A resident walks past a cross during a memorial service honoring the victims of the 2010 earthquake, at Titanyen, a mass burial site north of Port-au-...

A resident walks past a cross during a memorial service honoring the victims of the 2010 earthquake, at Titanyen, a mass burial site north of Port-au-...

UNITED NATIONS (AP) — Secretary-General Antonio Guterres used a U.N. ceremony Friday marking the 10th anniversary of the devastating Haiti earthquake to urge Haitians to resolve differences through dialogue and “resist any escalation that could reverse the gains of the past decade.”

The U.N. chief told about 200 staff members and diplomats at U.N. headquarters that “insecurity and slow economic growth are contributing to rising social tensions and a deteriorating humanitarian situation” in Haiti.

The Western Hemisphere's poorest nation has been roiled by street protests and economic stagnation for much of President Juvenal Moise’s nearly three years in office. Opposition leaders have demanded his departure, accusing him of mismanaging the economy and failing to tackle corruption.

Guterres said the 7.0 magnitude quake that hit Haiti's capital and surrounding area Jan. 12, 2010, “created serious new threats to Haiti’s security, stability and prosperity.”

He said the United Nations “deeply regrets the loss of life and suffering caused by the cholera epidemic” that researchers say was introduced to Haiti’s most important river system in October 2010 by Nepalese soldiers serving in a U.N. peacekeeping mission. The epidemic has sickened over 800,000 Haitians and killed more than 9,000.

Guterres said the United Nations is “also committed to resolving pending cases of sexual exploitation and abuse” by U.N. peacekeepers in Haiti.

The earthquake's estimated death toll ranges from around 100,000 to more than 300,000 people.

A decade later, thousands of Haitians still don't have adequate shelter, and the long-term quake response is widely seen as a failure by both the Haitian government and foreign governments and aid groups.
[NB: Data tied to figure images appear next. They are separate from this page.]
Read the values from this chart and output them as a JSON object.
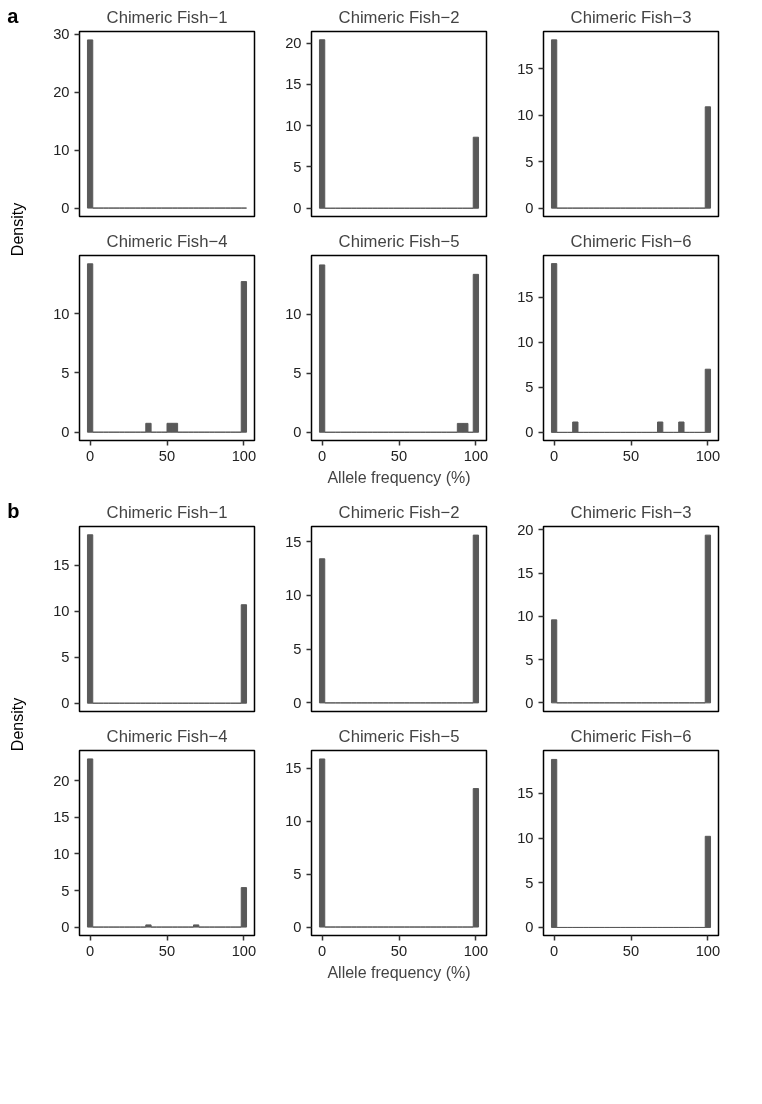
{
  "chart_data": [
    {
      "type": "histogram",
      "title": "Chimeric Fish−1",
      "ylabel": "Density",
      "annotations": [
        "a"
      ],
      "color": "#595959",
      "bins": [
        -1.72,
        1.72,
        5.17,
        8.62,
        12.07,
        15.52,
        18.97,
        22.41,
        25.86,
        29.31,
        32.76,
        36.21,
        39.66,
        43.1,
        46.55,
        50.0,
        53.45,
        56.9,
        60.34,
        63.79,
        67.24,
        70.69,
        74.14,
        77.59,
        81.03,
        84.48,
        87.93,
        91.38,
        94.83,
        98.28,
        101.72
      ],
      "values": [
        29,
        0,
        0,
        0,
        0,
        0,
        0,
        0,
        0,
        0,
        0,
        0,
        0,
        0,
        0,
        0,
        0,
        0,
        0,
        0,
        0,
        0,
        0,
        0,
        0,
        0,
        0,
        0,
        0,
        0
      ],
      "xlim": [
        -6.9,
        106.9
      ],
      "ylim": [
        -1.45,
        30.45
      ],
      "yticks": [
        0,
        10,
        20,
        30
      ],
      "grid": false,
      "tick_labels": "y"
    },
    {
      "type": "histogram",
      "title": "Chimeric Fish−2",
      "color": "#595959",
      "bins": [
        -1.72,
        1.72,
        5.17,
        8.62,
        12.07,
        15.52,
        18.97,
        22.41,
        25.86,
        29.31,
        32.76,
        36.21,
        39.66,
        43.1,
        46.55,
        50.0,
        53.45,
        56.9,
        60.34,
        63.79,
        67.24,
        70.69,
        74.14,
        77.59,
        81.03,
        84.48,
        87.93,
        91.38,
        94.83,
        98.28,
        101.72
      ],
      "values": [
        20.4,
        0,
        0,
        0,
        0,
        0,
        0,
        0,
        0,
        0,
        0,
        0,
        0,
        0,
        0,
        0,
        0,
        0,
        0,
        0,
        0,
        0,
        0,
        0,
        0,
        0,
        0,
        0,
        0,
        8.6
      ],
      "xlim": [
        -6.9,
        106.9
      ],
      "ylim": [
        -1.0,
        21.4
      ],
      "yticks": [
        0,
        5,
        10,
        15,
        20
      ],
      "grid": false,
      "tick_labels": "y"
    },
    {
      "type": "histogram",
      "title": "Chimeric Fish−3",
      "color": "#595959",
      "bins": [
        -1.72,
        1.72,
        5.17,
        8.62,
        12.07,
        15.52,
        18.97,
        22.41,
        25.86,
        29.31,
        32.76,
        36.21,
        39.66,
        43.1,
        46.55,
        50.0,
        53.45,
        56.9,
        60.34,
        63.79,
        67.24,
        70.69,
        74.14,
        77.59,
        81.03,
        84.48,
        87.93,
        91.38,
        94.83,
        98.28,
        101.72
      ],
      "values": [
        18.1,
        0,
        0,
        0,
        0,
        0,
        0,
        0,
        0,
        0,
        0,
        0,
        0,
        0,
        0,
        0,
        0,
        0,
        0,
        0,
        0,
        0,
        0,
        0,
        0,
        0,
        0,
        0,
        0,
        10.9
      ],
      "xlim": [
        -6.9,
        106.9
      ],
      "ylim": [
        -0.9,
        19.0
      ],
      "yticks": [
        0,
        5,
        10,
        15
      ],
      "grid": false,
      "tick_labels": "y"
    },
    {
      "type": "histogram",
      "title": "Chimeric Fish−4",
      "color": "#595959",
      "bins": [
        -1.72,
        1.72,
        5.17,
        8.62,
        12.07,
        15.52,
        18.97,
        22.41,
        25.86,
        29.31,
        32.76,
        36.21,
        39.66,
        43.1,
        46.55,
        50.0,
        53.45,
        56.9,
        60.34,
        63.79,
        67.24,
        70.69,
        74.14,
        77.59,
        81.03,
        84.48,
        87.93,
        91.38,
        94.83,
        98.28,
        101.72
      ],
      "values": [
        14.2,
        0,
        0,
        0,
        0,
        0,
        0,
        0,
        0,
        0,
        0,
        0.75,
        0,
        0,
        0,
        0.75,
        0.75,
        0,
        0,
        0,
        0,
        0,
        0,
        0,
        0,
        0,
        0,
        0,
        0,
        12.7
      ],
      "xlim": [
        -6.9,
        106.9
      ],
      "xticks": [
        0,
        50,
        100
      ],
      "ylim": [
        -0.7,
        14.9
      ],
      "yticks": [
        0,
        5,
        10
      ],
      "grid": false
    },
    {
      "type": "histogram",
      "title": "Chimeric Fish−5",
      "xlabel": "Allele frequency (%)",
      "color": "#595959",
      "bins": [
        -1.72,
        1.72,
        5.17,
        8.62,
        12.07,
        15.52,
        18.97,
        22.41,
        25.86,
        29.31,
        32.76,
        36.21,
        39.66,
        43.1,
        46.55,
        50.0,
        53.45,
        56.9,
        60.34,
        63.79,
        67.24,
        70.69,
        74.14,
        77.59,
        81.03,
        84.48,
        87.93,
        91.38,
        94.83,
        98.28,
        101.72
      ],
      "values": [
        14.2,
        0,
        0,
        0,
        0,
        0,
        0,
        0,
        0,
        0,
        0,
        0,
        0,
        0,
        0,
        0,
        0,
        0,
        0,
        0,
        0,
        0,
        0,
        0,
        0,
        0,
        0.75,
        0.75,
        0,
        13.4
      ],
      "xlim": [
        -6.9,
        106.9
      ],
      "xticks": [
        0,
        50,
        100
      ],
      "ylim": [
        -0.7,
        15.0
      ],
      "yticks": [
        0,
        5,
        10
      ],
      "grid": false
    },
    {
      "type": "histogram",
      "title": "Chimeric Fish−6",
      "color": "#595959",
      "bins": [
        -1.72,
        1.72,
        5.17,
        8.62,
        12.07,
        15.52,
        18.97,
        22.41,
        25.86,
        29.31,
        32.76,
        36.21,
        39.66,
        43.1,
        46.55,
        50.0,
        53.45,
        56.9,
        60.34,
        63.79,
        67.24,
        70.69,
        74.14,
        77.59,
        81.03,
        84.48,
        87.93,
        91.38,
        94.83,
        98.28,
        101.72
      ],
      "values": [
        18.7,
        0,
        0,
        0,
        1.15,
        0,
        0,
        0,
        0,
        0,
        0,
        0,
        0,
        0,
        0,
        0,
        0,
        0,
        0,
        0,
        1.15,
        0,
        0,
        0,
        1.15,
        0,
        0,
        0,
        0,
        7.0
      ],
      "xlim": [
        -6.9,
        106.9
      ],
      "xticks": [
        0,
        50,
        100
      ],
      "ylim": [
        -0.9,
        19.6
      ],
      "yticks": [
        0,
        5,
        10,
        15
      ],
      "grid": false
    },
    {
      "type": "histogram",
      "title": "Chimeric Fish−1",
      "ylabel": "Density",
      "annotations": [
        "b"
      ],
      "color": "#595959",
      "bins": [
        -1.72,
        1.72,
        5.17,
        8.62,
        12.07,
        15.52,
        18.97,
        22.41,
        25.86,
        29.31,
        32.76,
        36.21,
        39.66,
        43.1,
        46.55,
        50.0,
        53.45,
        56.9,
        60.34,
        63.79,
        67.24,
        70.69,
        74.14,
        77.59,
        81.03,
        84.48,
        87.93,
        91.38,
        94.83,
        98.28,
        101.72
      ],
      "values": [
        18.3,
        0,
        0,
        0,
        0,
        0,
        0,
        0,
        0,
        0,
        0,
        0,
        0,
        0,
        0,
        0,
        0,
        0,
        0,
        0,
        0,
        0,
        0,
        0,
        0,
        0,
        0,
        0,
        0,
        10.7
      ],
      "xlim": [
        -6.9,
        106.9
      ],
      "ylim": [
        -0.9,
        19.2
      ],
      "yticks": [
        0,
        5,
        10,
        15
      ],
      "grid": false,
      "tick_labels": "y"
    },
    {
      "type": "histogram",
      "title": "Chimeric Fish−2",
      "color": "#595959",
      "bins": [
        -1.72,
        1.72,
        5.17,
        8.62,
        12.07,
        15.52,
        18.97,
        22.41,
        25.86,
        29.31,
        32.76,
        36.21,
        39.66,
        43.1,
        46.55,
        50.0,
        53.45,
        56.9,
        60.34,
        63.79,
        67.24,
        70.69,
        74.14,
        77.59,
        81.03,
        84.48,
        87.93,
        91.38,
        94.83,
        98.28,
        101.72
      ],
      "values": [
        13.4,
        0,
        0,
        0,
        0,
        0,
        0,
        0,
        0,
        0,
        0,
        0,
        0,
        0,
        0,
        0,
        0,
        0,
        0,
        0,
        0,
        0,
        0,
        0,
        0,
        0,
        0,
        0,
        0,
        15.6
      ],
      "xlim": [
        -6.9,
        106.9
      ],
      "ylim": [
        -0.8,
        16.4
      ],
      "yticks": [
        0,
        5,
        10,
        15
      ],
      "grid": false,
      "tick_labels": "y"
    },
    {
      "type": "histogram",
      "title": "Chimeric Fish−3",
      "color": "#595959",
      "bins": [
        -1.72,
        1.72,
        5.17,
        8.62,
        12.07,
        15.52,
        18.97,
        22.41,
        25.86,
        29.31,
        32.76,
        36.21,
        39.66,
        43.1,
        46.55,
        50.0,
        53.45,
        56.9,
        60.34,
        63.79,
        67.24,
        70.69,
        74.14,
        77.59,
        81.03,
        84.48,
        87.93,
        91.38,
        94.83,
        98.28,
        101.72
      ],
      "values": [
        9.6,
        0,
        0,
        0,
        0,
        0,
        0,
        0,
        0,
        0,
        0,
        0,
        0,
        0,
        0,
        0,
        0,
        0,
        0,
        0,
        0,
        0,
        0,
        0,
        0,
        0,
        0,
        0,
        0,
        19.4
      ],
      "xlim": [
        -6.9,
        106.9
      ],
      "ylim": [
        -1.0,
        20.4
      ],
      "yticks": [
        0,
        5,
        10,
        15,
        20
      ],
      "grid": false,
      "tick_labels": "y"
    },
    {
      "type": "histogram",
      "title": "Chimeric Fish−4",
      "color": "#595959",
      "bins": [
        -1.72,
        1.72,
        5.17,
        8.62,
        12.07,
        15.52,
        18.97,
        22.41,
        25.86,
        29.31,
        32.76,
        36.21,
        39.66,
        43.1,
        46.55,
        50.0,
        53.45,
        56.9,
        60.34,
        63.79,
        67.24,
        70.69,
        74.14,
        77.59,
        81.03,
        84.48,
        87.93,
        91.38,
        94.83,
        98.28,
        101.72
      ],
      "values": [
        23.0,
        0,
        0,
        0,
        0,
        0,
        0,
        0,
        0,
        0,
        0,
        0.3,
        0,
        0,
        0,
        0,
        0,
        0,
        0,
        0,
        0.3,
        0,
        0,
        0,
        0,
        0,
        0,
        0,
        0,
        5.4
      ],
      "xlim": [
        -6.9,
        106.9
      ],
      "xticks": [
        0,
        50,
        100
      ],
      "ylim": [
        -1.15,
        24.15
      ],
      "yticks": [
        0,
        5,
        10,
        15,
        20
      ],
      "grid": false
    },
    {
      "type": "histogram",
      "title": "Chimeric Fish−5",
      "xlabel": "Allele frequency (%)",
      "color": "#595959",
      "bins": [
        -1.72,
        1.72,
        5.17,
        8.62,
        12.07,
        15.52,
        18.97,
        22.41,
        25.86,
        29.31,
        32.76,
        36.21,
        39.66,
        43.1,
        46.55,
        50.0,
        53.45,
        56.9,
        60.34,
        63.79,
        67.24,
        70.69,
        74.14,
        77.59,
        81.03,
        84.48,
        87.93,
        91.38,
        94.83,
        98.28,
        101.72
      ],
      "values": [
        15.9,
        0,
        0,
        0,
        0,
        0,
        0,
        0,
        0,
        0,
        0,
        0,
        0,
        0,
        0,
        0,
        0,
        0,
        0,
        0,
        0,
        0,
        0,
        0,
        0,
        0,
        0,
        0,
        0,
        13.1
      ],
      "xlim": [
        -6.9,
        106.9
      ],
      "xticks": [
        0,
        50,
        100
      ],
      "ylim": [
        -0.8,
        16.7
      ],
      "yticks": [
        0,
        5,
        10,
        15
      ],
      "grid": false
    },
    {
      "type": "histogram",
      "title": "Chimeric Fish−6",
      "color": "#595959",
      "bins": [
        -1.72,
        1.72,
        5.17,
        8.62,
        12.07,
        15.52,
        18.97,
        22.41,
        25.86,
        29.31,
        32.76,
        36.21,
        39.66,
        43.1,
        46.55,
        50.0,
        53.45,
        56.9,
        60.34,
        63.79,
        67.24,
        70.69,
        74.14,
        77.59,
        81.03,
        84.48,
        87.93,
        91.38,
        94.83,
        98.28,
        101.72
      ],
      "values": [
        18.8,
        0,
        0,
        0,
        0,
        0,
        0,
        0,
        0,
        0,
        0,
        0,
        0,
        0,
        0,
        0,
        0,
        0,
        0,
        0,
        0,
        0,
        0,
        0,
        0,
        0,
        0,
        0,
        0,
        10.2
      ],
      "xlim": [
        -6.9,
        106.9
      ],
      "xticks": [
        0,
        50,
        100
      ],
      "ylim": [
        -0.9,
        19.8
      ],
      "yticks": [
        0,
        5,
        10,
        15
      ],
      "grid": false
    }
  ]
}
Among the earthquake’s casualties were 102 U.N. staff members from 30 countries, almost all buried in the rubble of the collapsed Hotel Christoper where the U.N. peacekeeping mission had its headquarters. The head of the U.N. mission, Hedi Annabi, and his deputy, Luis Carlos da Costa, were among the victims.

Friday’s ceremony took place in front of the mounted U.N. flag that once flew at the hotel. At the end, the secretary-general, senior U.N. officials, ambassadors and relatives of the victims each walked to the wreath in front of the flag and laid a white carnation in remembrance.

Before the ceremony, Guterres visited what he called “the moving new memorial” of the earthquake called “A Breath” by sculptor Davide Dormino that was transported from Haiti. He said he was particularly impressed that it included rubble from the Hotel Christopher.

Guterres said the U.N. staffers who died were in Haiti “to help build stability and prosperity and consolidate peace and security.” He renewed the U.N. commitment to honor their legacy by working alongside Haitians and their supporters to “safeguard Haiti’s future and build lives of peace, prosperity and dignity for all Haitians.”

Haitian diplomat Patrick Saint-Hilaire stressed that there is “much work left to be done” and said it is “not too late to take up the challenge of the complete reconstruction of Haiti.”

“We must not lose sight of the fact that our country remains very impoverished and as vulnerable to natural disasters as it is to human wrongdoing," he said.